On Friday 06 Jun 2003 7:13 pm, Matthew Rudolph wrote:
> I am currently unable to search the archive so I will ask even though I
> am sure something similar has been asked before.
>
> I am wondering why a pg_restore is so slow. I have a db that was dumped
> with columns and inserts, which I Know is slower than using the copy
> statements but why are inserts so slow and is there anything I can
> do to make it faster. Is there any documentation that talks about this?
Inserts are slow because (by default) each runs in a separate transaction, and
you might even have all your indexes, constraints, triggers etc. in place.
That can represent a lot of checking and a lot of disk writes before each row
gets committed. There's plenty on this in the mailing list archives (if
they're up again). Usually INSERTS get grouped into transaction batches of
1,000 - 10,000.
> I have a db that as plain text is 6.2MB, not much, but when I restore it
> (using psql for plain text) it takes over 6 min.
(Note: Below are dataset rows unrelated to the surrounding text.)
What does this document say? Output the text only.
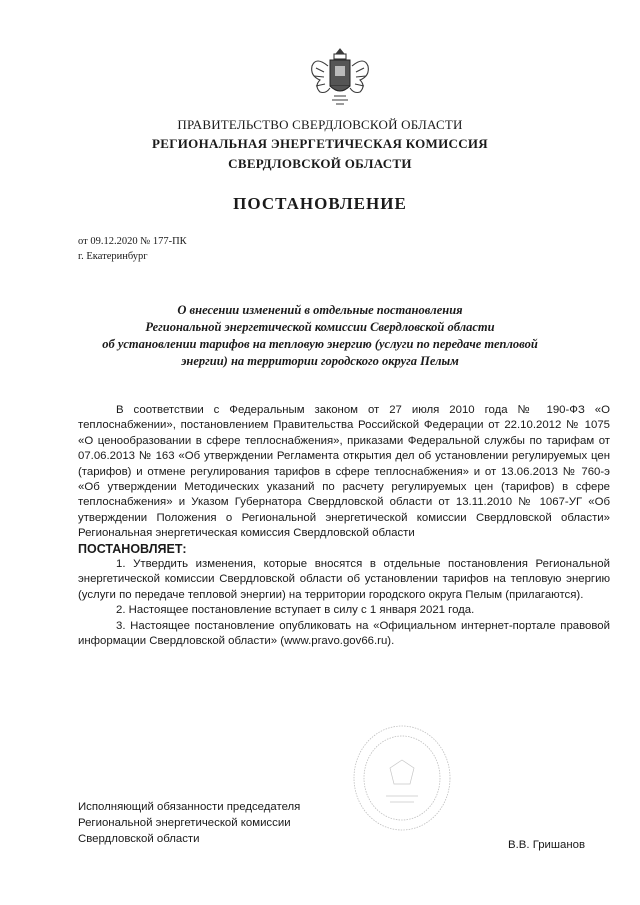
ПРАВИТЕЛЬСТВО СВЕРДЛОВСКОЙ ОБЛАСТИ
РЕГИОНАЛЬНАЯ ЭНЕРГЕТИЧЕСКАЯ КОМИССИЯ
СВЕРДЛОВСКОЙ ОБЛАСТИ
ПОСТАНОВЛЕНИЕ
от 09.12.2020 № 177-ПК
г. Екатеринбург
О внесении изменений в отдельные постановления
Региональной энергетической комиссии Свердловской области
об установлении тарифов на тепловую энергию (услуги по передаче тепловой
энергии) на территории городского округа Пелым

В соответствии с Федеральным законом от 27 июля 2010 года № 190-ФЗ «О теплоснабжении», постановлением Правительства Российской Федерации от 22.10.2012 № 1075 «О ценообразовании в сфере теплоснабжения», приказами Федеральной службы по тарифам от 07.06.2013 № 163 «Об утверждении Регламента открытия дел об установлении регулируемых цен (тарифов) и отмене регулирования тарифов в сфере теплоснабжения» и от 13.06.2013 № 760-э «Об утверждении Методических указаний по расчету регулируемых цен (тарифов) в сфере теплоснабжения» и Указом Губернатора Свердловской области от 13.11.2010 № 1067-УГ «Об утверждении Положения о Региональной энергетической комиссии Свердловской области» Региональная энергетическая комиссия Свердловской области

ПОСТАНОВЛЯЕТ:

1. Утвердить изменения, которые вносятся в отдельные постановления Региональной энергетической комиссии Свердловской области об установлении тарифов на тепловую энергию (услуги по передаче тепловой энергии) на территории городского округа Пелым (прилагаются).

2. Настоящее постановление вступает в силу с 1 января 2021 года.

3. Настоящее постановление опубликовать на «Официальном интернет-портале правовой информации Свердловской области» (www.pravo.gov66.ru).

Исполняющий обязанности председателя
Региональной энергетической комиссии
Свердловской области	В.В. Гришанов
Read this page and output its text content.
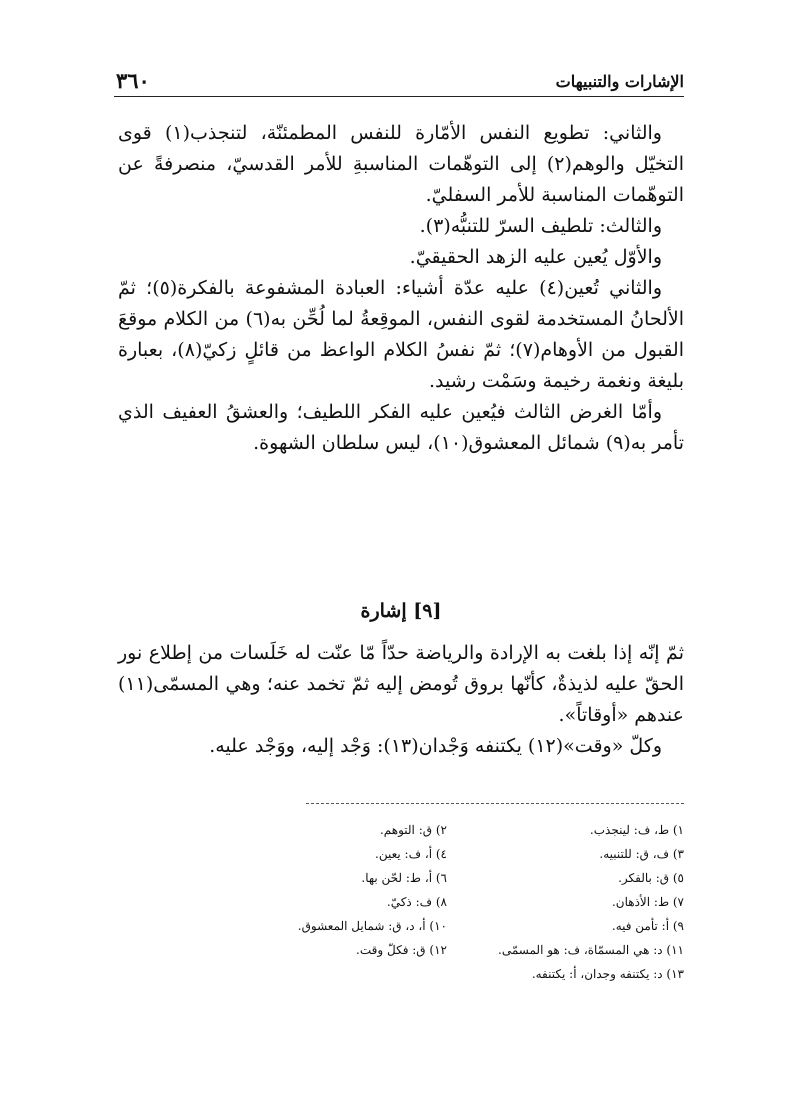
٣٦٠	الإشارات والتنبيهات

والثاني: تطويع النفس الأمّارة للنفس المطمئنّة، لتنجذب(١) قوى التخيّل والوهم(٢) إلى التوهّمات المناسبةِ للأمر القدسيّ، منصرفةً عن التوهّمات المناسبة للأمر السفليّ.

والثالث: تلطيف السرّ للتنبُّه(٣).

والأوّل يُعين عليه الزهد الحقيقيّ.

والثاني تُعين(٤) عليه عدّة أشياء: العبادة المشفوعة بالفكرة(٥)؛ ثمّ الألحانُ المستخدمة لقوى النفس، الموقِعةُ لما لُحِّن به(٦) من الكلام موقعَ القبول من الأوهام(٧)؛ ثمّ نفسُ الكلام الواعظ من قائلٍ زكيّ(٨)، بعبارة بليغة ونغمة رخيمة وسَمْت رشيد.

وأمّا الغرض الثالث فيُعين عليه الفكر اللطيف؛ والعشقُ العفيف الذي تأمر به(٩) شمائل المعشوق(١٠)، ليس سلطان الشهوة.

[٩] إشارة

ثمّ إنّه إذا بلغت به الإرادة والرياضة حدّاً مّا عنّت له خَلَسات من إطلاع نور الحقّ عليه لذيذةٌ، كأنّها بروق تُومض إليه ثمّ تخمد عنه؛ وهي المسمّى(١١) عندهم «أوقاتاً».

وكلّ «وقت»(١٢) يكتنفه وَجْدان(١٣): وَجْد إليه، ووَجْد عليه.

١) ط، ف: لينجذب.
٢) ق: التوهم.
٣) ف، ق: للتنبيه.
٤) أ، ف: يعين.
٥) ق: بالفكر.
٦) أ، ط: لحّن بها.
٧) ط: الأذهان.
٨) ف: ذكيّ.
٩) أ: تأمن فيه.
١٠) أ، د، ق: شمايل المعشوق.
١١) د: هي المسمّاة، ف: هو المسمّى.
١٢) ق: فكلّ وقت.
١٣) د: يكتنفه وجدان، أ: يكتنفه.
> That same db created with pg_dump -DFc and then run through pg_restore
> takes over 12 minutes.
If dumping as columns+inserts is slow, then DONT DO IT. Try "pg_dump -Fc" and
then pg_restore. If that's still slow, then there's something to look at.
> My machine is an AMD xp2000 with 500MB ram running win2000 and
> postgresql 7.3.2, obviously through cygwin.
>
> I just can't imagine a multi gigabyte database being able to be restored
> via pg_restore.
A multi-gig restore on your hardware is not going to be pretty. We're not
talking minutes of downtime.
> The reason I think I need to use insert statements is for longevity. The
> customers may need to go on a witch hunt years down the road and my
> thinking was that if this was just SQL, it will always work.
Ah - I see what you're getting at. Dump the database twice - once as inserts
and once in custom format. Use custom for restores, but keep inserts around
for reference.
To be honest, except in the case of historical legal action/audits I can't
imaging what use a years-old database dump would be.